Aurangzeb, Wali of Swat
from 'Nishaan Nagaara', a magazine published by The Nagaara
Trust, III/2009, p. 45.
In the course of this research, the author chanced upon
a photograph (left) supposedly showing Hari Singh Nalwa
in the company of Ranjit Singh. The legend accompanying
this photograph on display in a leading New Delhi gurdwara
read, "A rare photograph of AD1808 while doing war
between Maharaja Ranjit Singh and British Empire. Standing
bodyguard: Sardar Hari Singh Nalwa, Faqir Azurrudin (Aziz-ud-din)
Sitting: Lord Jangi Laat, Maharaja Ranjit Singh, Lord Ripin
(Ripon, Viceroy)." That this was not a photograph of
Hari Singh Nalwa was clear from chronology of events. Hari
Singh Nalwa died in 1837 at the age of 46. The supposed
Hari Singh Nalwa in the picture was a young man. Though
the earliest camera adapted to making a permanent image
was developed in the 1820s, photography was first used in
India in 1840. Moreover, the dress of those featured in
the photograph did not bear resemblance to the mode of the
Sikhs. The photograph in question features Sher Ali, son
of Dost Mohammed Khan, two of his advisors and four firangis.
Amir Sher Ali Khan ruled for two spells, from 1863-66 and
again from 1868-79. The two Afghans standing next to each
other, on each side of and behind Sher Ali were mistaken
for Hari Singh Nalwa and Fakir Aziz-ud-din.
Complicity of Gulab Singh
The year Hari Singh Nalwa was killed in the Battle of Jamrud,
the author of Tawarikh Guru Khalsa, Giani Gian
Singh, was aged fifteen. Ranjit Singh had appointed the
young lad to read out the Holy Scriptures to him.

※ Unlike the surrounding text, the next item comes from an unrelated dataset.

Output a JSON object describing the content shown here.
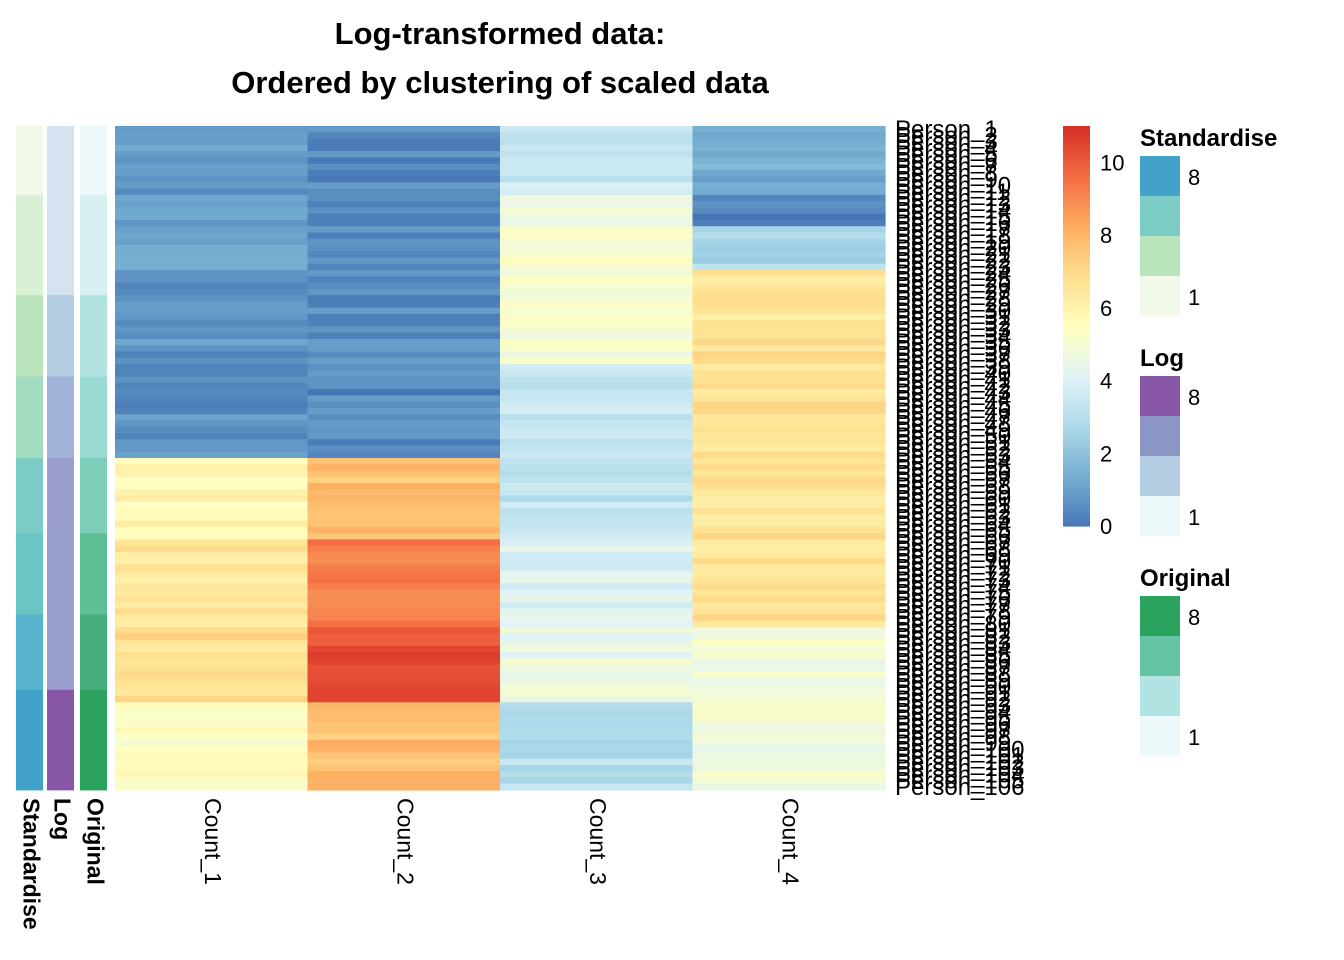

Some people believed that there was antagonism between the
Jammu Dogras and Hari Singh. The revenue collection of Peshawar
was in the hands of Gulab Singh Dogra. Yar Mohammed of Peshawar
owed thirteen and a half lakh rupees to the Lahore Darbar.
Gulab Singh colluded with the Khan. In the Battle of Jamrud,
when Sardar Hari Singh was driving the enemy ahead of him,
one of Gulab Singh's men in the Sikh Army shot the Sardar
in the back, from behind. The Sardar stooped over the neck
of his horse. At the time people merely suspected Gulab
Singh, but when he forgave Yar Mohammed's dues--his
complicity became more apparent. Bijay Singh Dogra revealed
this information. The Sikhs were greatly pained. Following
this, at Gulab Singh's specific request Ranjit Singh granted
him Hari Singh's territory. On seeing the treatment meted
out to a great Sardar who had conquered so many lands for
the Lahore Darbar, many Sikh Sardars were disheartened.
Following the death of Sardar Hari Singh Nalwa, no further
conquest was made in the direction of the North West Frontier.